Fourth, we had to collect the surveys, the waste, or both? A week later, the participants returned the surveyes as instructed, but some of them also brought back the waste from the survey households. Yes, the waste! This startled and embrassed me to some exent. While this may seem harmless, it really means that communication broke down at some point when I was giving instructions. I thought to myself, maybe my Creole was not clear enough, maybe they were not listening to me, or maybe I was just a boring and unengaging facilitator? The list could go on here, but I rather stop. Well, after talking to some of the participants for feedback, I found out there were more points of mis-communications. No, more bad news! Ok it seemed dramatic at the time, but I learned a lot about what I need to do differently in the future. Luckily some good came from the experience. With participant feedback, we brainstormed on how to tailor workshops to the local context in the furture.

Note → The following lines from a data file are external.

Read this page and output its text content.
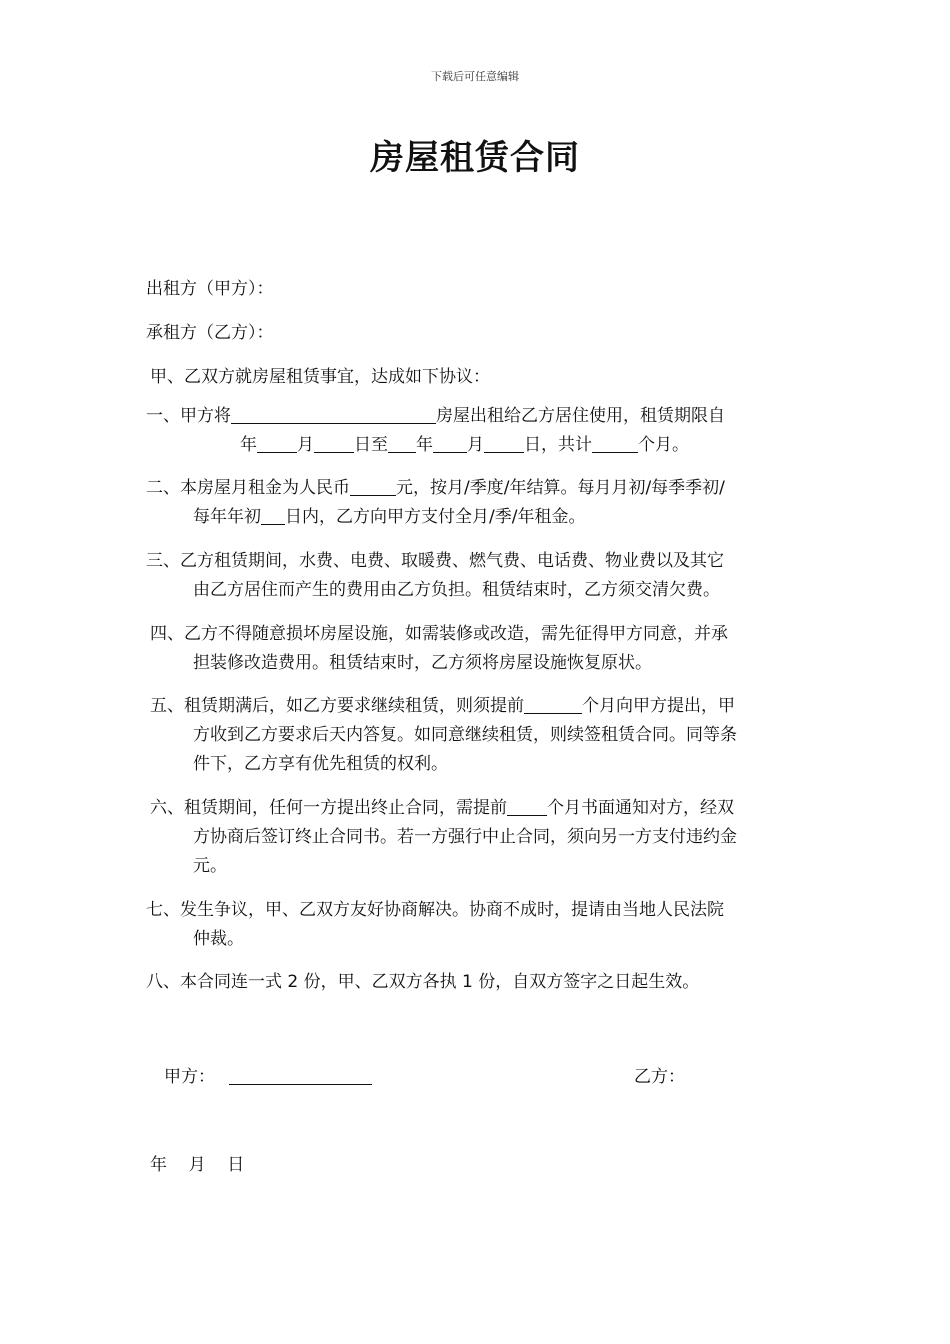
下载后可任意编辑
房屋租赁合同
出租方（甲方）：
承租方（乙方）：
甲、乙双方就房屋租赁事宜，达成如下协议：
一、甲方将	房屋出租给乙方居住使用，租赁期限自
年 月 日至 年 月 日，共计	个月。
二、本房屋月租金为人民币	元，按月/季度/年结算。每月月初/每季季初/
每年年初 日内，乙方向甲方支付全月/季/年租金。
三、乙方租赁期间，水费、电费、取暖费、燃气费、电话费、物业费以及其它
由乙方居住而产生的费用由乙方负担。租赁结束时，乙方须交清欠费。
四、乙方不得随意损坏房屋设施，如需装修或改造，需先征得甲方同意，并承
担装修改造费用。租赁结束时，乙方须将房屋设施恢复原状。
五、租赁期满后，如乙方要求继续租赁，则须提前	个月向甲方提出，甲
方收到乙方要求后天内答复。如同意继续租赁，则续签租赁合同。同等条
件下，乙方享有优先租赁的权利。
六、租赁期间，任何一方提出终止合同，需提前 个月书面通知对方，经双
方协商后签订终止合同书。若一方强行中止合同，须向另一方支付违约金
元。
七、发生争议，甲、乙双方友好协商解决。协商不成时，提请由当地人民法院
仲裁。
八、本合同连一式 2 份，甲、乙双方各执 1 份，自双方签字之日起生效。
甲方：	乙方：
年    月    日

Fifth, after the workshops, I had to process the data. This was a nightmare that lasted about 1 month and a half. The orignal data consisted of 120 hand-written surveys with information from the number of people in the house to the number of cokes consumed in a week. I had to swive through these, make sense of the data, and present my findings to my superiors. Here, MS Excel became my best friend. I seperated the data by municipalitiy, then by household, and finally by day. I crossed the separation points with weight of each material generated. In the end, I had the amount of kg/person/day generated for each household. Now for the extrapolation. I created a summary sheet for my collegauges with the findings seperated their location: city center, suburbs, or rural. I also tallied up the totals per commune. After all of that, I processed the data on what people did with their waste. Of course, the data had to be presented to my collegues in a brief manner. So I wrote a brief of what I learned about residential SWM in the communes and the main calculation results. From reading surveys to spending nights with excel the task was engaging in the least.

Through that process, I acquired and enhanced some solid skills. (1) Research skills to situate myself in the local context. (2) Planning the workshop with relevant actors. (3) Workshop facilitating and community training on solid waste management skills. (4) Presentation skills. (5) Data collecting, processing, and analyzing with excel. (6) Writing skills for reports, briefs, etc.

Lessons learnt are fairly straightforward here: communication, information sharing, and details are CRUCIAL at all times. Communicating details is probably more accurate in the case of example. A great tip my colleague told me after my communication fiasco is when communicating something to anyone for any reason “think about your audience”, she said: who are they, how do they spend their days, what do they like, how much information can they retain at once, what do they know already about the topic, etc. Since she has done a million of these workshops around the world, I intently listened and scribbled the golden words on my notepad. In the end, you won’t be right all the time, but your thoughts can improve your communication outcomes.

By the way, if you were wondering, our calculations reported…. drum roll please…. an average of 0.5kg/person/day produced in the region. Not, bad; not bad at all.